For if love builds up the home,
Where the heart is free,
Homeless yet the heart must roam,
That has not found thee.
- One must suffer
- I, for her
Yield in her my part
Take her, thou art worthier--
Still I be still, my heart!
Gift ungotten! largess high
Of a frustrate will!
But to yield it lovingly
Is a something still.
Then a little song arose of itself in my soul; and I felt for the
moment, while it sank sadly within me, as if I was once more
walking up and down the white hall of Phantasy in the Fairy
Palace. But this lasted no longer than the song; as will be
seen.
Do not vex thy violet
Perfume to afford:
Else no odour thou wilt get
From its little hoard.
In thy lady's gracious eyes
Look not thou too long;
Else from them the glory flies,
And thou dost her wrong.
- Come
- not thou too near the maid,
Clasp her not too wild;
Else the splendour is allayed,
And thy heart beguiled.
A crash of laughter, more discordant and deriding than any I had
yet heard, invaded my ears. Looking on in the direction of the
sound, I saw a little elderly woman, much taller, however, than
the goblins I had just left, seated upon a stone by the side of
the path. She rose, as I drew near, and came forward to meet me.

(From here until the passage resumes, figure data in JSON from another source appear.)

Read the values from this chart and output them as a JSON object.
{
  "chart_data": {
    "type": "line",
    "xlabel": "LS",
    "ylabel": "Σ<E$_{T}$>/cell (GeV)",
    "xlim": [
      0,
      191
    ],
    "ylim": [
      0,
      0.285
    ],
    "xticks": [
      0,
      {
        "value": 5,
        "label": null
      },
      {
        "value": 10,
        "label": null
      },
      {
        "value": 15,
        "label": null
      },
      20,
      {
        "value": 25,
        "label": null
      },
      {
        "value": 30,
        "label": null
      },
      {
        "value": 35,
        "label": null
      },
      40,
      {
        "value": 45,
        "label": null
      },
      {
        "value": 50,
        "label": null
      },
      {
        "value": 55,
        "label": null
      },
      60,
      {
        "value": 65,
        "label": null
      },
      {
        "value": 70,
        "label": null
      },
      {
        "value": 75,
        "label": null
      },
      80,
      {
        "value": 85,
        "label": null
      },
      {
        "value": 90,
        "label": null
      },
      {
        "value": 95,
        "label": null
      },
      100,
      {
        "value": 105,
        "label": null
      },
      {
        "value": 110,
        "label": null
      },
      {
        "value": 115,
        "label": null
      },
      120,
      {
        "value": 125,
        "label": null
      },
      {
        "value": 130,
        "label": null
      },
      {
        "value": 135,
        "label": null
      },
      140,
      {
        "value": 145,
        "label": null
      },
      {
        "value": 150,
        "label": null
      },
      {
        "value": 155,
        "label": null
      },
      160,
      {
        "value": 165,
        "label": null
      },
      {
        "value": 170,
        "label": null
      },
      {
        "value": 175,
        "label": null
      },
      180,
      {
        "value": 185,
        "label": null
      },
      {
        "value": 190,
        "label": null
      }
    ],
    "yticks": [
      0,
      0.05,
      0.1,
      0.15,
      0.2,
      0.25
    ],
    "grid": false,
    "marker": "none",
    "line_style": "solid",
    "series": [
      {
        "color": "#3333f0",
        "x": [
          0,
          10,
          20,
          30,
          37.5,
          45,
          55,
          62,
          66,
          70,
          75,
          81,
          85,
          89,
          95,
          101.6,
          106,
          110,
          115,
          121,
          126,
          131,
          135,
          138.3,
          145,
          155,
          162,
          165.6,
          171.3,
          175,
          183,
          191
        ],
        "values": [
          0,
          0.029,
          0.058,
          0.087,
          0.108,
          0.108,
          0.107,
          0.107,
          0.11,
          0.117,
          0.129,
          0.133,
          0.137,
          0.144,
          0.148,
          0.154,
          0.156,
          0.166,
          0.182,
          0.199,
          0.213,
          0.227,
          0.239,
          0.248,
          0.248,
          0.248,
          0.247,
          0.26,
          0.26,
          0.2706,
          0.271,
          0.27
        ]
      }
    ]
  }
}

She was very plain and commonplace in appearance, without being
hideously ugly. Looking up in my face with a stupid sneer, she
said: "Isn't it a pity you haven't a pretty girl to walk all
alone with you through this sweet country? How different
everything would look? wouldn't it?
Strange that one can never have what one would like best! How
the roses would bloom and all that, even in this infernal hole!
wouldn't they, Anodos? Her eyes would light up the old cave,
wouldn't they?"
"That depends on who the pretty girl should be," replied I.
"Not so very much matter that," she answered; "look here."
I had turned to go away as I gave my reply, but now I stopped and
looked at her. As a rough unsightly bud might suddenly blossom
into the most lovely flower; or rather, as a sunbeam bursts
through a shapeless cloud, and transfigures the earth; so burst a
face of resplendent beauty, as it were THROUGH the unsightly
visage of the woman, destroying it with light as it dawned
through it. A summer sky rose above me, gray with heat; across a
shining slumberous landscape, looked from afar the peaks of
snow-capped mountains; and down from a great rock beside me fell
a sheet of water mad with its own delight.
"Stay with me," she said, lifting up her exquisite face, and
looking full in mine.
I drew back. Again the infernal laugh grated upon my ears; again
the rocks closed in around me, and the ugly woman looked at me
with wicked, mocking hazel eyes.
"You shall have your reward," said she. "You shall see your
white lady again."
"That lies not with you," I replied, and turned and left her.
She followed me with shriek upon shriek of laughter, as I went on
my way.
I may mention here, that although there was always light enough
to see my path and a few yards on every side of me, I never could
find out the source of this sad sepulchral illumination.